Swarm AI (tool)

Alexei

I remember playing with this a while back, answering random questions. I guess now they've released it as a business tool for companies to run their own voting rooms.

Quick overview:

You create a room.
You invite 4-200 participants.
You ask questions.
Participants vote.
You get prediction results using their AI.

Their video and website claims they got a lot of hard predictions right. Of course, they aren't saying how many other things they guessed. So it's hard to say how magical it is, but it seems worth trying out. I'm up for joining people's room if they want to run some experiments.

I'm pretty sure (epistemic status: Good Judgment Project Superforecaster) the "AI" in the name is pure buzz and the underlying aggregation algorithm is something very simple. If you want to set up some quick group predictions for free, there's https://tinycast.cultivatelabs.com/ which has a transparent and battle-tested aggregation mechanism (LMSR prediction markets) and doesn't use catchy buzzwords to market itself. For other styles of aggregation there's "the original" Good Judgment Inc, a spinoff from GJP which actually ran an aggregation algorithm contest in parallel with the forecaster contest (somehow no "AI" buzz either).

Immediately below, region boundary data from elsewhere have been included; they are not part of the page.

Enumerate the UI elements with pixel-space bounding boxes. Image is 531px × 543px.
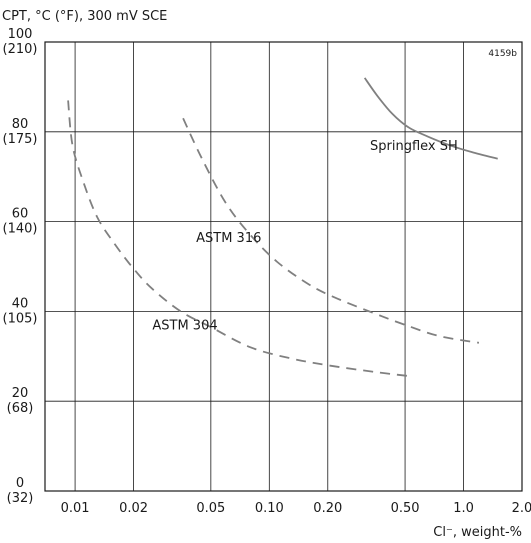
y-tick-label: 100 bbox=[8, 27, 33, 42]
plot-frame bbox=[44, 41, 523, 492]
y-tick-sublabel: (105) bbox=[3, 311, 38, 326]
series-labels: Springflex SH ASTM 316 ASTM 304 bbox=[152, 139, 457, 334]
series-label: Springflex SH bbox=[370, 139, 458, 154]
x-tick-label: 0.05 bbox=[196, 501, 225, 516]
y-tick-label: 0 bbox=[16, 476, 24, 491]
figure-code: 4159b bbox=[488, 49, 517, 59]
curves bbox=[67, 77, 498, 378]
y-tick-label: 60 bbox=[12, 207, 29, 222]
x-tick-label: 0.20 bbox=[313, 501, 342, 516]
x-tick-labels: 0.01 0.02 0.05 0.10 0.20 0.50 1.0 2.0 bbox=[61, 501, 531, 516]
x-tick-label: 0.02 bbox=[119, 501, 148, 516]
x-tick-label: 1.0 bbox=[453, 501, 474, 516]
y-tick-sublabel: (175) bbox=[3, 132, 38, 147]
series-line-astm-316 bbox=[182, 117, 480, 344]
series-label: ASTM 304 bbox=[152, 318, 217, 333]
series-line-astm-304 bbox=[67, 100, 414, 378]
y-tick-sublabel: (68) bbox=[7, 401, 34, 416]
y-axis-label: CPT, °C (°F), 300 mV SCE bbox=[2, 9, 167, 24]
y-tick-sublabel: (140) bbox=[3, 222, 38, 237]
y-tick-label: 40 bbox=[12, 296, 29, 311]
y-tick-label: 80 bbox=[12, 117, 29, 132]
x-tick-label: 0.01 bbox=[61, 501, 90, 516]
y-tick-label: 20 bbox=[12, 386, 29, 401]
y-tick-labels: 0(32) 20(68) 40(105) 60(140) 80(175) 100(210) bbox=[3, 27, 38, 506]
series-line-springflex-sh bbox=[363, 77, 498, 160]
x-axis-label: Cl⁻, weight-% bbox=[433, 525, 522, 540]
x-tick-label: 0.50 bbox=[391, 501, 420, 516]
x-tick-label: 0.10 bbox=[255, 501, 284, 516]
y-tick-sublabel: (210) bbox=[3, 42, 38, 57]
grid bbox=[45, 42, 523, 491]
y-tick-sublabel: (32) bbox=[7, 491, 34, 506]
series-label: ASTM 316 bbox=[196, 231, 261, 246]
x-tick-label: 2.0 bbox=[512, 501, 531, 516]
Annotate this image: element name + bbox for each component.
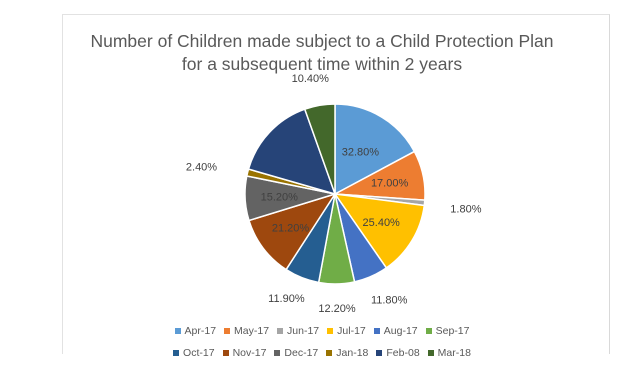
chart-title-line-1: Number of Children made subject to a Chi… [90, 31, 554, 51]
legend-swatch [274, 350, 281, 356]
legend-item-dec-17: Dec-17 [274, 347, 318, 359]
legend-swatch [222, 350, 229, 356]
legend-swatch [376, 350, 383, 356]
legend-label: May-17 [234, 325, 270, 337]
chart-title: Number of Children made subject to a Chi… [0, 30, 644, 76]
data-label-jul-17: 25.40% [363, 217, 401, 229]
legend-item-jan-18: Jan-18 [326, 347, 368, 359]
legend-item-jun-17: Jun-17 [277, 325, 319, 337]
data-label-apr-17: 32.80% [342, 147, 380, 159]
pie-slice-mar-18 [303, 103, 336, 195]
legend-swatch [373, 328, 380, 334]
legend-item-jul-17: Jul-17 [327, 325, 366, 337]
legend-swatch [224, 328, 231, 334]
data-label-aug-17: 11.80% [371, 295, 408, 307]
legend-label: Sep-17 [435, 325, 470, 337]
pie-slice-feb-08 [247, 108, 337, 196]
legend-swatch [327, 328, 334, 334]
legend-label: Mar-18 [437, 347, 471, 359]
legend: Apr-17 May-17 Jun-17 Jul-17 Aug-17 Sep-17 Oct… [0, 322, 644, 366]
legend-row-2: Oct-17 Nov-17 Dec-17 Jan-18 Feb-08 Mar-18 [0, 344, 644, 362]
data-label-may-17: 17.00% [371, 177, 409, 189]
data-label-oct-17: 11.90% [268, 293, 305, 305]
legend-label: Oct-17 [183, 347, 215, 359]
legend-label: Jun-17 [287, 325, 320, 337]
legend-swatch [427, 350, 434, 356]
legend-swatch [425, 328, 432, 334]
legend-item-feb-08: Feb-08 [376, 347, 420, 359]
legend-item-oct-17: Oct-17 [173, 347, 215, 359]
legend-label: Apr-17 [184, 325, 217, 337]
legend-item-sep-17: Sep-17 [425, 325, 470, 337]
legend-item-may-17: May-17 [224, 325, 269, 337]
legend-label: Dec-17 [284, 347, 319, 359]
legend-item-mar-18: Mar-18 [427, 347, 471, 359]
legend-label: Aug-17 [383, 325, 418, 337]
legend-item-nov-17: Nov-17 [222, 347, 267, 359]
legend-row-1: Apr-17 May-17 Jun-17 Jul-17 Aug-17 Sep-17 [0, 322, 644, 340]
legend-swatch [326, 350, 333, 356]
legend-item-aug-17: Aug-17 [373, 325, 418, 337]
data-label-jan-18: 2.40% [186, 162, 217, 174]
legend-label: Nov-17 [232, 347, 267, 359]
data-label-mar-18: 10.40% [292, 73, 330, 85]
legend-swatch [277, 328, 284, 334]
data-label-sep-17: 12.20% [318, 303, 356, 315]
legend-item-apr-17: Apr-17 [174, 325, 217, 337]
chart-title-line-2: for a subsequent time within 2 years [181, 54, 463, 74]
legend-label: Jan-18 [336, 347, 369, 359]
pie-slice-apr-17 [334, 103, 416, 196]
legend-swatch [174, 328, 181, 334]
data-label-nov-17: 21.20% [272, 223, 310, 235]
legend-label: Jul-17 [337, 325, 366, 337]
pie-slice-jul-17 [333, 193, 426, 269]
legend-label: Feb-08 [386, 347, 420, 359]
data-label-jun-17: 1.80% [450, 204, 481, 216]
legend-swatch [173, 350, 180, 356]
data-label-dec-17: 15.20% [261, 192, 299, 204]
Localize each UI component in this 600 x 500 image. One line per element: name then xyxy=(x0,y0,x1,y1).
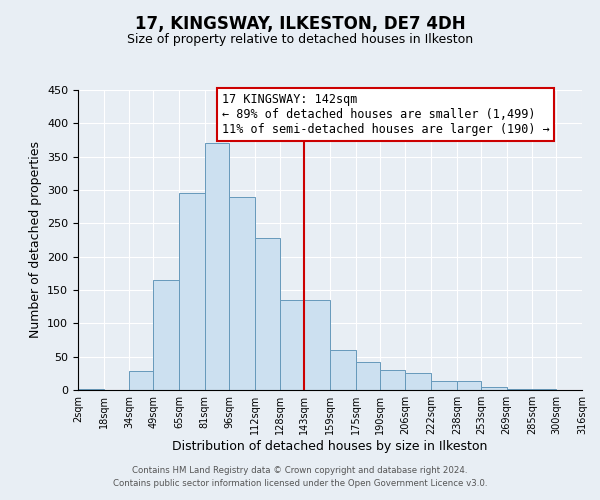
Bar xyxy=(304,300,330,390)
Bar xyxy=(229,198,254,390)
Bar xyxy=(330,350,356,390)
Bar xyxy=(280,300,304,390)
Text: Size of property relative to detached houses in Ilkeston: Size of property relative to detached ho… xyxy=(127,32,473,46)
Bar xyxy=(406,374,431,390)
Bar xyxy=(356,362,380,390)
Bar xyxy=(179,194,205,390)
Text: Contains HM Land Registry data © Crown copyright and database right 2024.
Contai: Contains HM Land Registry data © Crown c… xyxy=(113,466,487,487)
Bar xyxy=(481,386,506,390)
Bar xyxy=(506,388,532,390)
Bar xyxy=(254,238,280,390)
X-axis label: Distribution of detached houses by size in Ilkeston: Distribution of detached houses by size … xyxy=(172,440,488,453)
Bar xyxy=(205,144,229,390)
Bar xyxy=(457,380,481,390)
Bar xyxy=(154,280,179,390)
Bar xyxy=(130,370,154,390)
Text: 17, KINGSWAY, ILKESTON, DE7 4DH: 17, KINGSWAY, ILKESTON, DE7 4DH xyxy=(134,15,466,33)
Text: 17 KINGSWAY: 142sqm
← 89% of detached houses are smaller (1,499)
11% of semi-det: 17 KINGSWAY: 142sqm ← 89% of detached ho… xyxy=(221,93,550,136)
Bar xyxy=(532,388,556,390)
Bar xyxy=(431,382,457,390)
Bar xyxy=(78,388,104,390)
Bar xyxy=(380,370,406,390)
Y-axis label: Number of detached properties: Number of detached properties xyxy=(29,142,41,338)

They are running a public competition at https://www.gjopen.com/ where anyone can forecast and get scored, but if you want to ask your own questions that's a bit more expensive than Swarm. Unfortunately there doesn't seem to be a good survey-style group forecasting platform out in the open. But that's fine, TinyCast is adequate as long as you read their LMSR algorithm intro.

The fact that they're measuring accuracy in a pretty bad way is evidence against them having a good algorithm.

Here's Anthony Aguirre (Metaculus) and Julia Galef on Rationally Speaking.

Anthony: On the results side, there's now an accrued track record of a couple of hundred predictions that have been resolved, and you can just look at the numbers. So, that shows that it does work quite well.

Julia: Oh, how do you measure how well it works?

Anthony: There's a few ways — going from the bad but easy to explain, to the better but harder to explain…

Julia: That's a good progression.

Anthony: And there's the worst way, which I won't even use — which is just to give you some examples of great predictions that it made. This I hate, so I won't even do it.

Julia: Good for you for shunning that.

Anthony: So looking over sort of the last half year or so, since December 1st, for example… If you ask for how many predictions was Metaculus on the right side of 50% — above 50% if it happened or below 50% if it didn't happen — that happens 77 out of 81 times the question resolved, so that's quite good.

And some of the aficionados will know about Brier scores. That's sort of the fairly easy to understand way to do it, which is that you assign a zero if something doesn't happen, and a one if something does happen. Then you take the difference between the predicted probability and that number. So if you predict at 20% and it didn't happen, you'd take that as a .2, or if it's 80% and it does happen and that's also a .2, because it's a difference between the 80% and a one, and then you square that number.

So Brier scores can run from basically zero to one, where low numbers are good. And if you calculate that for that same set of 80 questions, it's .072, which is a pretty good score.